March 27, 2024

European Hyperloop Center opens for first tests

Startups such as Spain’s Zeleros and Poland’s Nevomo expect to test their prototypes at the Dutch facility, funded by the Netherlands and the EU

The many setbacks of hyperloop companies in recent months haven’t scared away European hyperloop startups, which can now test their prototypes at the European Hyperloop Center — a new facility opening in the Netherlands today.

The EHD is a 420-metre hyperloop test tunnel in Groningen, created to help companies advance towards the commercialisation of their hyperloop designs, which consist of ultra-fast transport capsules that would run on magnetic levitation inside a network of underground tunnels. 

The Dutch government, the European Commission and the province of Groningen have cofounded the centre. Hardt Hyperloop plans to start testing prototypes in the coming weeks, after announcing today that it had completed building the infrastructure.


European startups and research organisations such as Zeleros, based in the Spanish city of Valencia; Nevomo, a Polish company headquartered in Warsaw, and the Swiss non-profit EuroTube, are among those expected to use the facility.

“This marks a pivotal moment in hyperloop development,” says Sascha Lamme, EHC director. “It is great that this state-of-the-art facility in the province of Groningen has been brought to life with the support of all our partners, and we can’t wait for the first tests to happen.”

Marinus van der Meijs, cofounder and technology and engineering director at Hardt Hyperloop, says the EHC will allow companies to demonstrate essential technologies needed for hyperloop trains to work, such as magnetic levitation, propulsion, stabilisation and lane-switching at speeds up to 100 km/h. 

Hyperloop struggles

The announcement is encouraging news for a sector, inspired by Elon Musk’s dream of travel at near-supersonic speeds, that has struggled with negative headlines in recent months. 

Hyperloop One, once a high-profile US startup that raised more than $450m since its launch in 2014 from investors including the billionaire founder of Virgin, Richard Branson, shut down last year despite having built some prototypes in the Nevada desert. 
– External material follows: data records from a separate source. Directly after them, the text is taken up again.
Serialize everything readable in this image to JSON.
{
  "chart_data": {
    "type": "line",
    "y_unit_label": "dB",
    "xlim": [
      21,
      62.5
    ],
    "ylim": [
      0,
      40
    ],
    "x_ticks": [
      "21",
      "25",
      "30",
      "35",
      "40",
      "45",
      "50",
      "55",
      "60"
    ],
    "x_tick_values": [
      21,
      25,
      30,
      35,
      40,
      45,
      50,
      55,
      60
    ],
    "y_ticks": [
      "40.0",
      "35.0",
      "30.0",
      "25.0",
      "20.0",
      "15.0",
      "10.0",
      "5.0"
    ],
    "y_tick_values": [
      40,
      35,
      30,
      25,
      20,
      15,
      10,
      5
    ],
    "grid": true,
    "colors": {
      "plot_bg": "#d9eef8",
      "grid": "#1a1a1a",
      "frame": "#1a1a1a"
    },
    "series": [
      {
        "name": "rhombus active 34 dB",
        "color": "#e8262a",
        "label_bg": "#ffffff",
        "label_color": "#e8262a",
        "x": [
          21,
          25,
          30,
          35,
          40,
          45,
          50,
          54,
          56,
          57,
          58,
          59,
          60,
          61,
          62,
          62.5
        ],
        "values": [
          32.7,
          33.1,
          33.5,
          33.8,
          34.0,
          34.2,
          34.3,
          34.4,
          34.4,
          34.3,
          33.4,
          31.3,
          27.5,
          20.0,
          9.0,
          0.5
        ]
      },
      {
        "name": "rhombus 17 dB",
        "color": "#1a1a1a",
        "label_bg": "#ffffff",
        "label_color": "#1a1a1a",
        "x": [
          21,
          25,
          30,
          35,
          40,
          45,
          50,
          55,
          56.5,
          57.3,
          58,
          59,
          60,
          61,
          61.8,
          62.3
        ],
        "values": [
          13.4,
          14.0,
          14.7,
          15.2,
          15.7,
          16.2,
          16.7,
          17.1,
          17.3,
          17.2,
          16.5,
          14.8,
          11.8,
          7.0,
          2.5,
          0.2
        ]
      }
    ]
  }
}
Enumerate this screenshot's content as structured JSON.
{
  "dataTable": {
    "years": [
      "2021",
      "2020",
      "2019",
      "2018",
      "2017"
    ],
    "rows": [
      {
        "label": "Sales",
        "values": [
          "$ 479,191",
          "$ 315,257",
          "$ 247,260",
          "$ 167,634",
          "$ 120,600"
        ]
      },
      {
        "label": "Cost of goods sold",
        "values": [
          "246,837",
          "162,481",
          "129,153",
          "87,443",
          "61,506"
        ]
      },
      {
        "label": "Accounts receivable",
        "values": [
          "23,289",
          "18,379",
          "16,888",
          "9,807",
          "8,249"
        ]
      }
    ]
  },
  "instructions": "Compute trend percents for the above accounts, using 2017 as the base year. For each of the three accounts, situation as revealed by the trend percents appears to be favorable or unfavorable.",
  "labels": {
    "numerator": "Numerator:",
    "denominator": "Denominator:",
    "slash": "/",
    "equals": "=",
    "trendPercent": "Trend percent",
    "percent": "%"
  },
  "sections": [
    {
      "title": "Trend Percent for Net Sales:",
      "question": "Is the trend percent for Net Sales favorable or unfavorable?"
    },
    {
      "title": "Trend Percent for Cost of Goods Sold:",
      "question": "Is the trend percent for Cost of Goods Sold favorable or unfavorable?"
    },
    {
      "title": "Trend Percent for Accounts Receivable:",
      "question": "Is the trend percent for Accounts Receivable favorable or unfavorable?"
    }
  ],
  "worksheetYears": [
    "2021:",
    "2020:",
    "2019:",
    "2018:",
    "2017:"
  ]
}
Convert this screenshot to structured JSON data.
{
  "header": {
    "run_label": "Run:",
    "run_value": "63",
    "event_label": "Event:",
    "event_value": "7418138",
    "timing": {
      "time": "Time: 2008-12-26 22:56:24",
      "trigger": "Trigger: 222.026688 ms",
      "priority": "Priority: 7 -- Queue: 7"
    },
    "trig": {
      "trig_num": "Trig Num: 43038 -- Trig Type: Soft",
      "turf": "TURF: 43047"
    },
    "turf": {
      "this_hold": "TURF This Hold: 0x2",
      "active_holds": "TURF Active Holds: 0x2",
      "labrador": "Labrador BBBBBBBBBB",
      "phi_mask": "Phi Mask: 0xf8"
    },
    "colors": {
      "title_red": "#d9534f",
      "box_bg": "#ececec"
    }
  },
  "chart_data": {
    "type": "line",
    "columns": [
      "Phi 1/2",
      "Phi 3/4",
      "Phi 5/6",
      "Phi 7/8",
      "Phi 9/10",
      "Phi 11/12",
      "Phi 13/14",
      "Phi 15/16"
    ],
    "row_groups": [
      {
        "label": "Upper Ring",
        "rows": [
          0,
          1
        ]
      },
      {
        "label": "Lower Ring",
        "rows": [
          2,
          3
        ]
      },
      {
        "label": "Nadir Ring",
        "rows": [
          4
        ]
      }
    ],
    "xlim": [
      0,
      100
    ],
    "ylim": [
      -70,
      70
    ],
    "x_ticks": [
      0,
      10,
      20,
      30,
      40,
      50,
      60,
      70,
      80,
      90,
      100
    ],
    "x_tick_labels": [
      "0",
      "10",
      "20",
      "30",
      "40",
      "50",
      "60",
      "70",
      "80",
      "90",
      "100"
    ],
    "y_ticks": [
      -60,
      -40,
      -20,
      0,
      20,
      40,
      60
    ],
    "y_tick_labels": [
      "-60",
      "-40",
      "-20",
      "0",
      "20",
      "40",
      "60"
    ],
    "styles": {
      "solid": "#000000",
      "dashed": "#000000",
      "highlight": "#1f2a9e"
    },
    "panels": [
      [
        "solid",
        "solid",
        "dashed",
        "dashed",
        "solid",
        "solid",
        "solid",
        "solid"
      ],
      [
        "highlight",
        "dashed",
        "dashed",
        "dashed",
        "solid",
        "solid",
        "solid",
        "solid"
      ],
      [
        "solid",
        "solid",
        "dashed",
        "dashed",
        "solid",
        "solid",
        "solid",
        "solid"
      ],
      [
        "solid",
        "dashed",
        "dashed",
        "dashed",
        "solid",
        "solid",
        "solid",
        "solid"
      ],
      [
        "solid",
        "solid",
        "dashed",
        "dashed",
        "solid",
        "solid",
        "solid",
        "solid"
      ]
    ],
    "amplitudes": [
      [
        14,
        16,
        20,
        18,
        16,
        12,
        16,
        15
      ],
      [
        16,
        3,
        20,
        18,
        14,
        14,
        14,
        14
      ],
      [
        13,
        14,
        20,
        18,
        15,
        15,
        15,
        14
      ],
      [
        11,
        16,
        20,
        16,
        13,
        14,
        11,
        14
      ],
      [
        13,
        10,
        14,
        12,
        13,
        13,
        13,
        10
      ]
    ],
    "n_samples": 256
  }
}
Last December, Zeleros, a spinoff of the Polytechnic University of Valencia that raised $15.6m since its launch in 2016, including from the European Innovation Council, had to let 26 people go — half of its staff and mostly engineers — to address liquidity problems. The company is now focused on developing pilot projects in a bid to accelerate its market access and wants to integrate its technology in the port of Valencia.

The EU is still keen on funding the idea, which could take a renewed impetus after China Aerospace Science and Industry Corporation (CASIC) announced earlier this year that its hyperloop train prototype achieved 622 km/h in a test run under non-vacuum conditions, and even faster in a low-vacuum tube.